Same goes for mremap() to move over an existing mapping.
So the whole "do things by the name of the system call" is not workable.
All that matters is what the system calls *do*, not what their name is.
I agree completely...
mseal() is a clone of mimmutable(2), but with an extremely over-complicated API based upon dubious arguments.
I designed mimmutable(2) [1] in OpenBSD, it took about a year to get all the components working correctly. There were many intermediate API during development, but in the end the API is simply:
int mimmutable(void *addr, size_t len);
The kernel code for mimmutable() traverses the specified VA range. In that range, it will find unmapped sub-regions (which are are ignored) and mapped sub-regions. For these mapped regions, it does not care what the permissions are, it just marks each sub-region as immutable.
Later on, when any VM operation request upon a VA range attempts to (1) change the permissions (2) to re-map on top (3) or dispose of the mapping, that operation is refused with errno EPERM. We don't care where the request comes from (ie. what system call). It is a behaviour of the VM system, when asked to act upon a VA sub-range mapping.
Very simple semantics.
The only case where the immutable marker is ignored is during address space teardown as a result of process termination.

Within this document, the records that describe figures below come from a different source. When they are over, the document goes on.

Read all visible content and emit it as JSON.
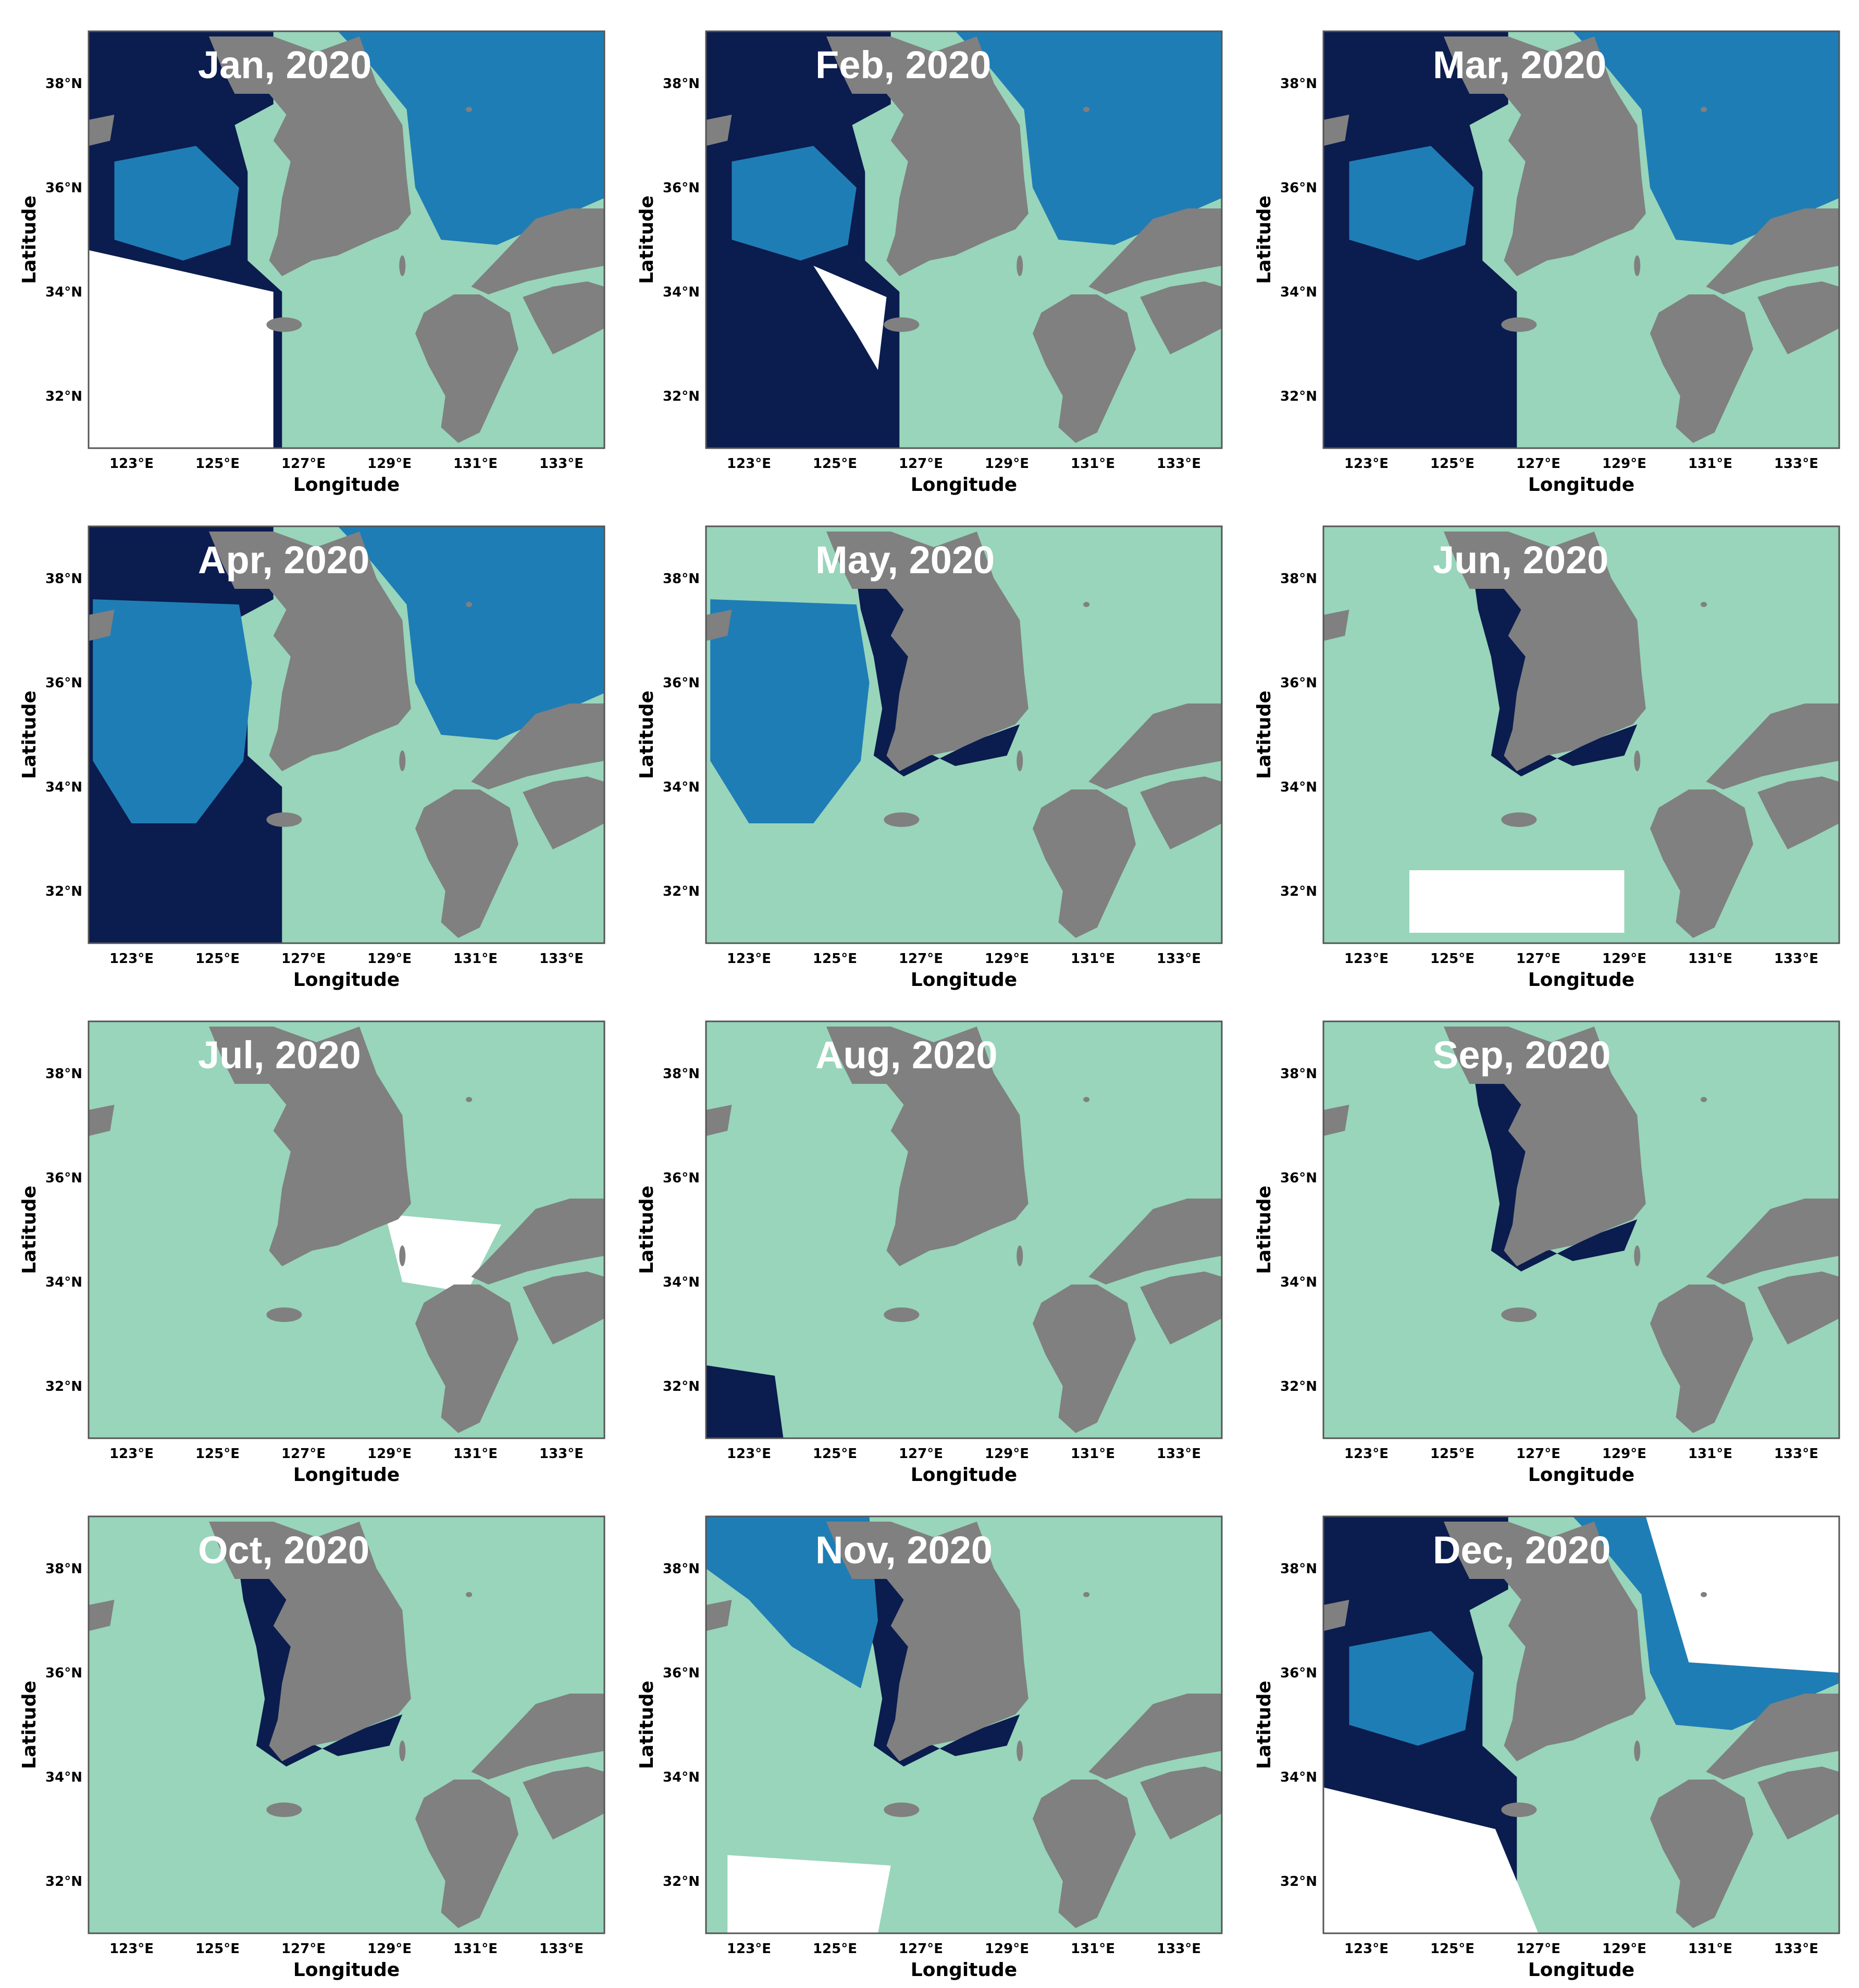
{
  "colors": {
    "class_1": "#0b1c4f",
    "class_2": "#1f7db5",
    "class_3": "#98d5bb",
    "land": "#808080",
    "no_data": "#ffffff",
    "frame": "#555555"
  },
  "axes": {
    "xlabel": "Longitude",
    "ylabel": "Latitude",
    "xticks": [
      "123°E",
      "125°E",
      "127°E",
      "129°E",
      "131°E",
      "133°E"
    ],
    "yticks": [
      "38°N",
      "36°N",
      "34°N",
      "32°N"
    ]
  },
  "map_extent": {
    "lon": [
      122,
      134
    ],
    "lat": [
      31,
      39
    ]
  },
  "panels": [
    {
      "title": "Jan, 2020",
      "dominant_class": "class_2"
    },
    {
      "title": "Feb, 2020",
      "dominant_class": "class_2"
    },
    {
      "title": "Mar, 2020",
      "dominant_class": "class_2"
    },
    {
      "title": "Apr, 2020",
      "dominant_class": "class_2"
    },
    {
      "title": "May, 2020",
      "dominant_class": "class_3"
    },
    {
      "title": "Jun, 2020",
      "dominant_class": "class_3"
    },
    {
      "title": "Jul, 2020",
      "dominant_class": "class_3"
    },
    {
      "title": "Aug, 2020",
      "dominant_class": "class_3"
    },
    {
      "title": "Sep, 2020",
      "dominant_class": "class_3"
    },
    {
      "title": "Oct, 2020",
      "dominant_class": "class_3"
    },
    {
      "title": "Nov, 2020",
      "dominant_class": "class_3"
    },
    {
      "title": "Dec, 2020",
      "dominant_class": "class_2"
    }
  ]
}
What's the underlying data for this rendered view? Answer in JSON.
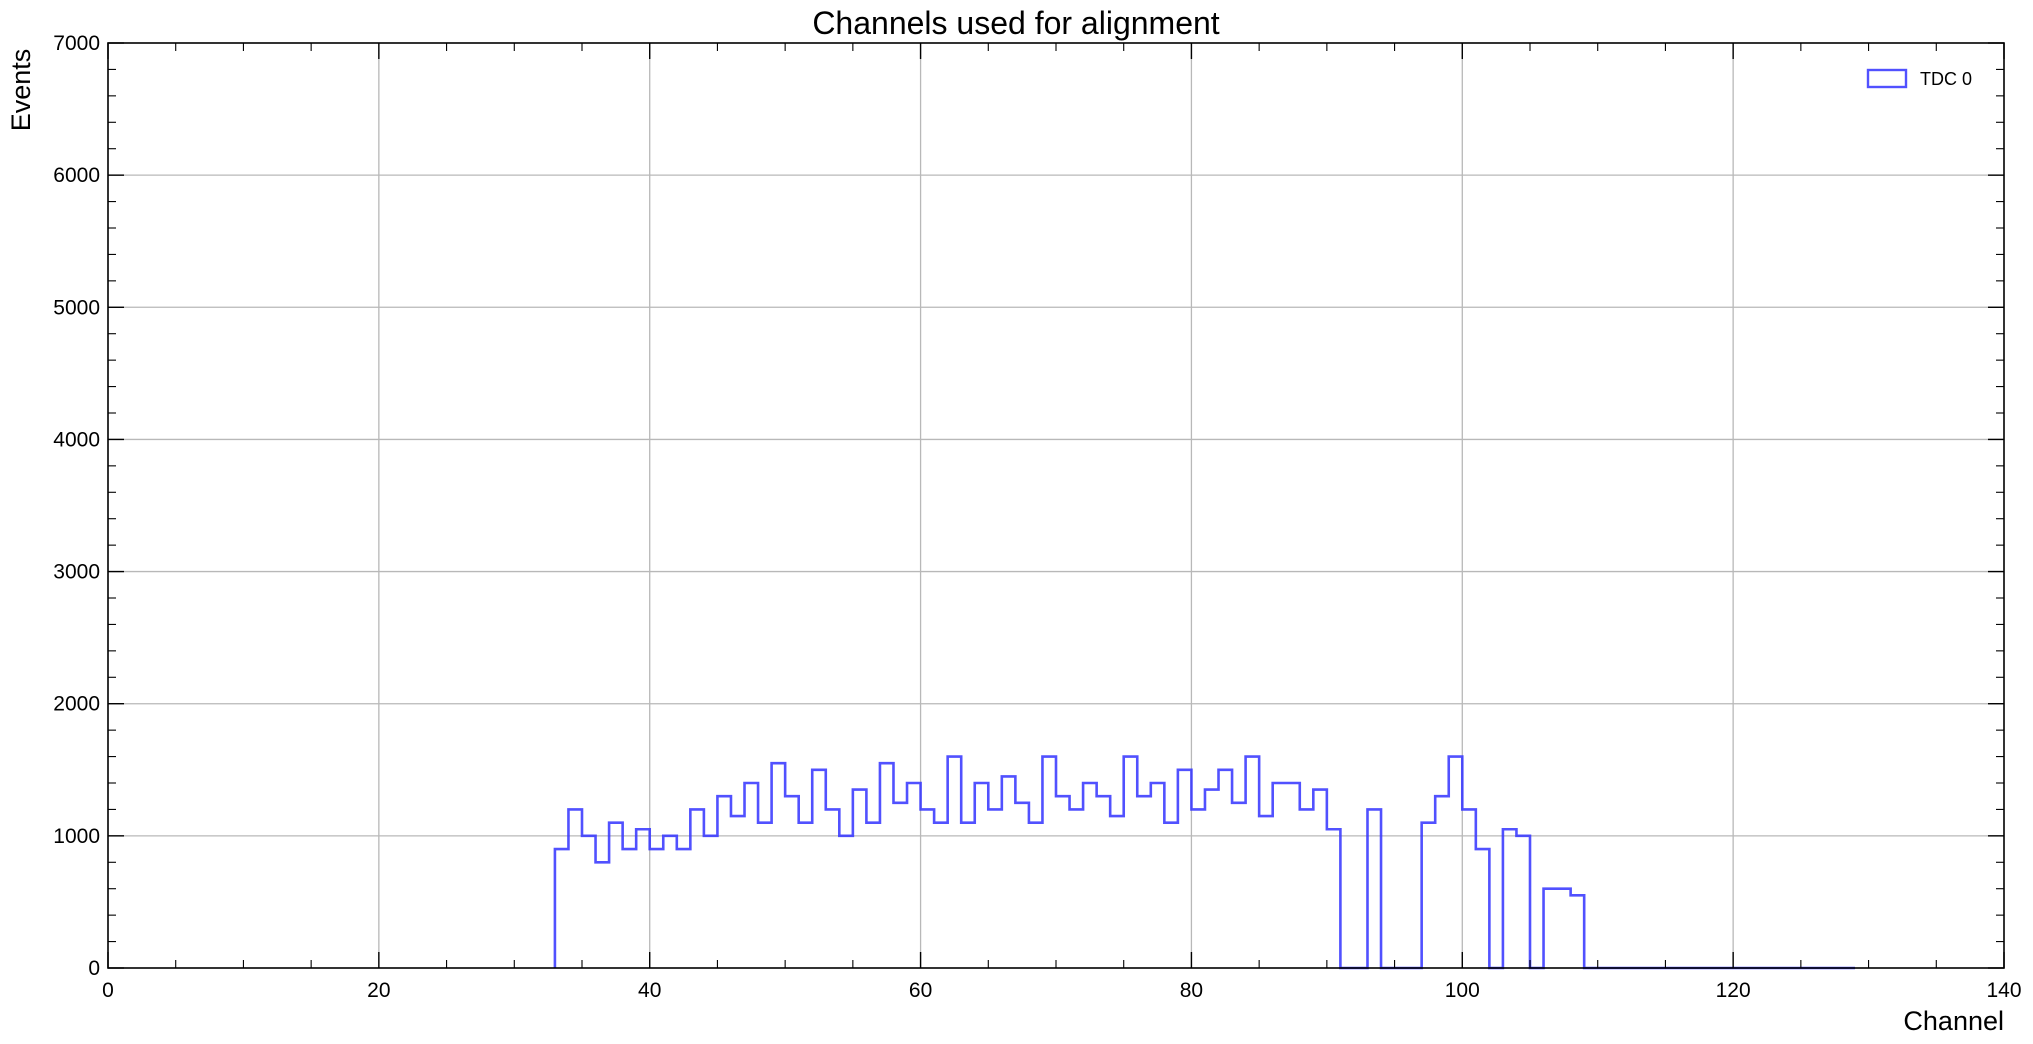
{
  "chart_data": {
    "type": "bar",
    "title": "Channels used for alignment",
    "xlabel": "Channel",
    "ylabel": "Events",
    "xlim": [
      0,
      140
    ],
    "ylim": [
      0,
      7000
    ],
    "xticks": [
      0,
      20,
      40,
      60,
      80,
      100,
      120,
      140
    ],
    "yticks": [
      0,
      1000,
      2000,
      3000,
      4000,
      5000,
      6000,
      7000
    ],
    "grid": true,
    "legend_position": "top-right",
    "bin_width": 1,
    "series": [
      {
        "name": "TDC 0",
        "color": "#3333ff",
        "x_start": 33,
        "values": [
          900,
          1200,
          1000,
          800,
          1100,
          900,
          1050,
          900,
          1000,
          900,
          1200,
          1000,
          1300,
          1150,
          1400,
          1100,
          1550,
          1300,
          1100,
          1500,
          1200,
          1000,
          1350,
          1100,
          1550,
          1250,
          1400,
          1200,
          1100,
          1600,
          1100,
          1400,
          1200,
          1450,
          1250,
          1100,
          1600,
          1300,
          1200,
          1400,
          1300,
          1150,
          1600,
          1300,
          1400,
          1100,
          1500,
          1200,
          1350,
          1500,
          1250,
          1600,
          1150,
          1400,
          1400,
          1200,
          1350,
          1050,
          0,
          0,
          1200,
          0,
          0,
          0,
          1100,
          1300,
          1600,
          1200,
          900,
          0,
          1050,
          1000,
          0,
          600,
          600,
          550,
          0,
          0,
          0,
          0,
          0,
          0,
          0,
          0,
          0,
          0,
          0,
          0,
          0,
          0,
          0,
          0,
          0,
          0,
          0,
          0
        ],
        "comment_free": true
      }
    ]
  }
}
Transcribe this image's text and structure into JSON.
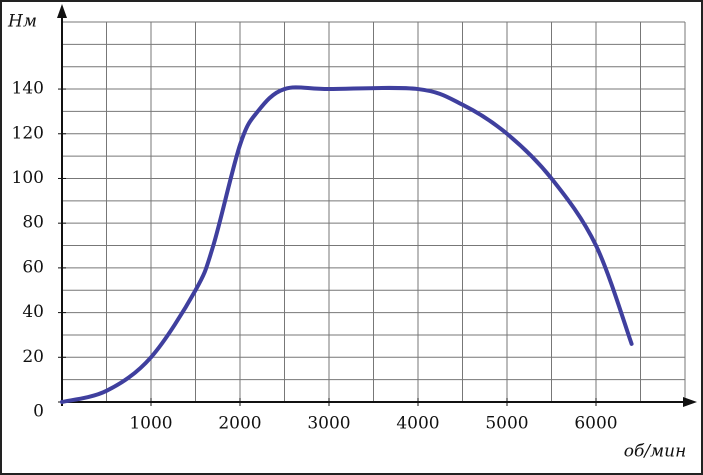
{
  "chart_data": {
    "type": "line",
    "x_label": "об/мин",
    "y_label": "Нм",
    "x": [
      0,
      500,
      1000,
      1500,
      1700,
      2000,
      2200,
      2500,
      3000,
      4000,
      4500,
      5000,
      5500,
      6000,
      6400
    ],
    "series": [
      {
        "color": "#3f3f9e",
        "values": [
          0,
          5,
          20,
          50,
          70,
          115,
          130,
          140,
          140,
          140,
          133,
          120,
          100,
          70,
          26
        ]
      }
    ],
    "xlim": [
      0,
      7000
    ],
    "ylim": [
      0,
      170
    ],
    "xticks": [
      1000,
      2000,
      3000,
      4000,
      5000,
      6000
    ],
    "yticks": [
      0,
      20,
      40,
      60,
      80,
      100,
      120,
      140
    ],
    "xgrid": [
      500,
      1000,
      1500,
      2000,
      2500,
      3000,
      3500,
      4000,
      4500,
      5000,
      5500,
      6000,
      6500,
      7000
    ],
    "ygrid": [
      10,
      20,
      30,
      40,
      50,
      60,
      70,
      80,
      90,
      100,
      110,
      120,
      130,
      140,
      150,
      160,
      170
    ],
    "grid": true
  }
}
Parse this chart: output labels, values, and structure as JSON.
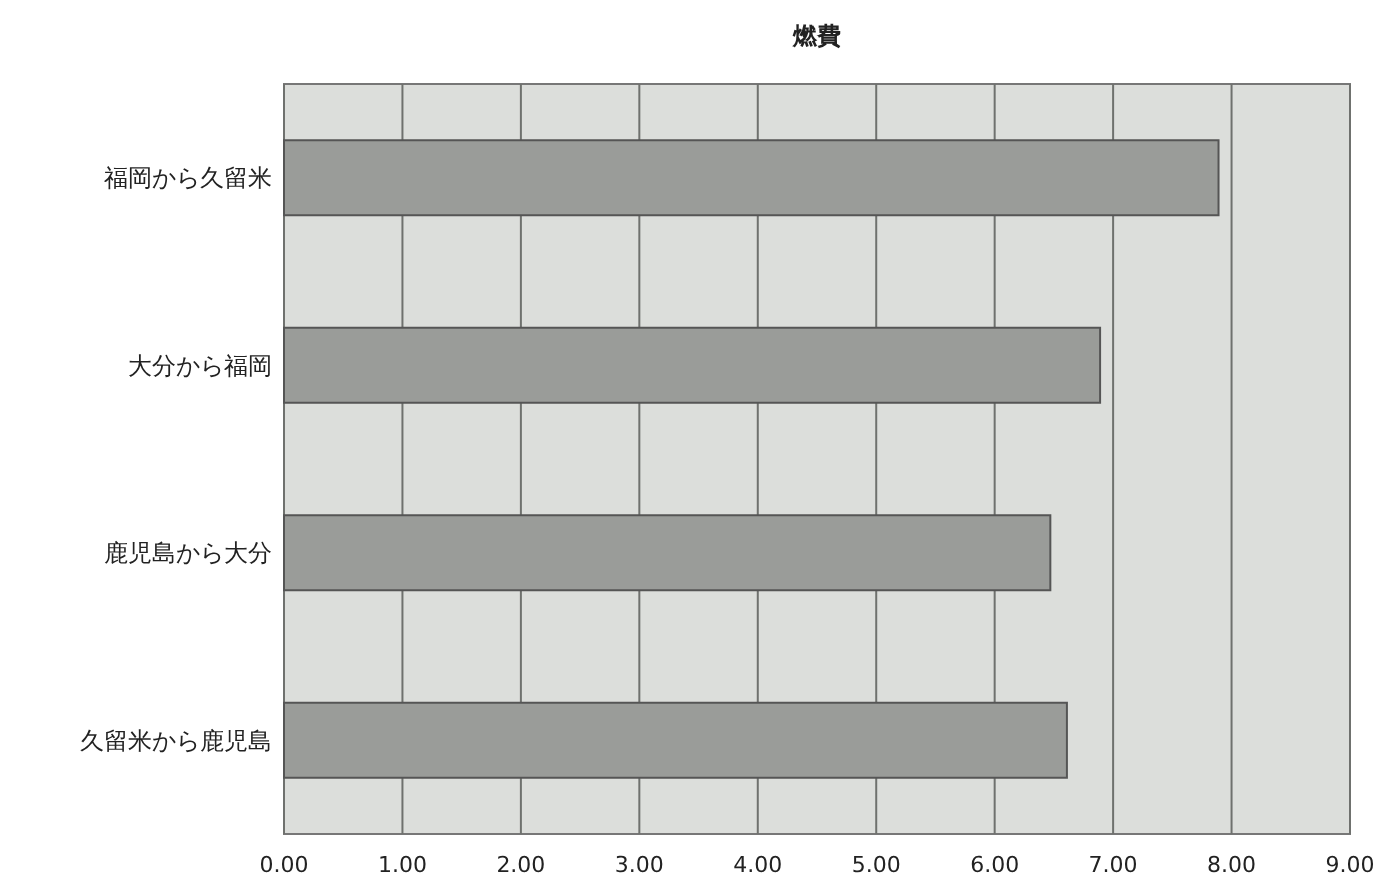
{
  "chart_data": {
    "type": "bar",
    "orientation": "horizontal",
    "title": "燃費",
    "categories": [
      "福岡から久留米",
      "大分から福岡",
      "鹿児島から大分",
      "久留米から鹿児島"
    ],
    "values": [
      7.89,
      6.89,
      6.47,
      6.61
    ],
    "color": "#9a9c99",
    "xlim": [
      0,
      9
    ],
    "xticks": [
      {
        "value": 0,
        "label": "0.00"
      },
      {
        "value": 1,
        "label": "1.00"
      },
      {
        "value": 2,
        "label": "2.00"
      },
      {
        "value": 3,
        "label": "3.00"
      },
      {
        "value": 4,
        "label": "4.00"
      },
      {
        "value": 5,
        "label": "5.00"
      },
      {
        "value": 6,
        "label": "6.00"
      },
      {
        "value": 7,
        "label": "7.00"
      },
      {
        "value": 8,
        "label": "8.00"
      },
      {
        "value": 9,
        "label": "9.00"
      }
    ],
    "grid": "x"
  }
}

In his submission of this API, Jeff Xu makes three claims I find dubious;
Also, Chrome wants to adopt this feature for their CFI work [2] and this patchset has been designed to be compatible with the Chrome use case.
I specifically designed mimmutable(2) with chrome in mind, and the chrome binary running on OpenBSD is full of immutable mappings. All the library regions automatically become immutable because ld.so can infer it and do the mimmutable calls for the right subregions.
So this chrome work has already been done by OpenBSD, and it is dead simple. During early development I thought mimmutable(2) would be called by applications or libraries, but I was dead wrong: 99.9% of calls are from ld.so, and no applications need to call it, these are the two exceptions:
In OpenBSD, mimmutable() is used in libc malloc() to lock-down some data structures at initialization time, so they canoot be attacked to create an invariant for use in ROP return-to-libc style methods.
In Chrome, there is a v8_flags variable rounded out to a full page, and placed in .data. Chrome initialized this variable, and wants to mprotect PROT_READ, but .data has been made immutable by ld.so. So we force this page into a new ELF section called "openbsd.mutable" which also behaves RW like .data. Where chrome does the mprotect PROT_READ, it now also performs mimmutable() on that page.
Having a seal type per syscall type helps to add the feature incrementally.
Yet, somehow OpenBSD didn't do it per syscall, and we managed to make our entire base operating system and 10,000+ applications automatically receive the benefits. In one year's effort. The only application which cared about it was chrome, described in the previous paragraph.
I think Jeff's idea here is super dangerous. What will actually happen is people will add a few mseal() sub-operations and think the job is done. It isn't done. They need all the mseal() requests, or the mapping are not safe.
It is very counterproductive to provide developers a complex API that has insecure suboperations.
Applications also know exactly what is sealed.
Actually applicatins won't know because there is no tooling to inspect this -- but I will argue further that applications don't need to know. Immutable marking is a system decision, not a program decision.
I'll close by asking for a new look at the mimmutable(2) API we settled on for OpenBSD. I think there is nothing wrong with it. I'm willing to help guide glibc / ld.so / musl teams through the problems they may find along the way, I know where the skeletons are buried. Two in particular: -znow RELRO already today, and xonly-text in the future.